Here are a couple of little tips for you in the event that
you do find yourself chargerless and in danger of becoming
a specialist in available light photography. Virtually all
of the chargers used today plug into 110V or 220V AC "wall"
current and put out DC at somewhere around six to twelve volts.
The level of current output is usually somewhere between one-half
amp and three or four amps. Check any chargers that you, other
divers, or the crew may have for various other electrical
appliances or tools. Your strobe charger will have its output
volts and amps marked on it. You may use a charger of similar
specifications to charge your strobe in a pinch. If the plug
is not right for your battery pack, cut off about a foot of
the battery end and wire the new one in, keeping the polarity
the same. If the substitute charger's output volts are higher,
or if it puts out a lot more amps than your own charger, your
batteries will charge faster than normally. When batteries
are being charged, they heat up. The faster they charge or
the closer in capacity they get, the hotter they become. Charge
until your batteries reach their proper voltage of about 1.35
or so per cell - about 5.5 for a four-cell pack. If you don't
have a volt meter, continue to charge until your batteries
become hot to the touch - hotter than warm but not hotter
than hell! If you're on a boat, there is a boat battery. If
you're on land, there are vehicles with batteries. You can,
if all else fails, charge your batteries from a boat or vehicle
battery by jumping positive to positive and negative to negative.

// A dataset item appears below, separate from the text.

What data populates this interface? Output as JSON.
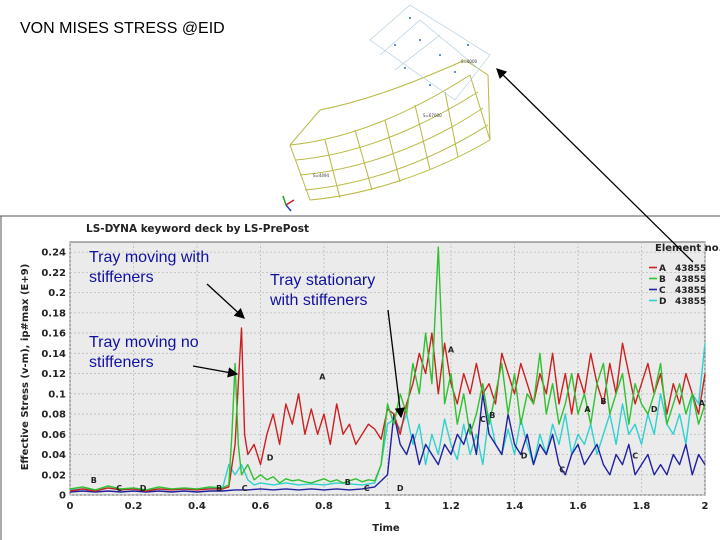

Since these mongo batteries are capable of delivering cranking
voltage in the hundred of amps range, careful monitoring is
definitely in order. You will have to charge your batteries
intermittently, removing a lead when the batteries become
hot and allowing them to cool a while. Repeat this form of
pulse charging until a meter reading indicates a full charge
or until the pack gets hot very quickly after hookup. This
is not a precise science, but you should be able to grab a
couple of rolls or better per charge. Expect to buy a new
battery pack when you get back, since your batteries were
probably not designed for his type of crash charging.
Underwater photography is very interesting - isn't it?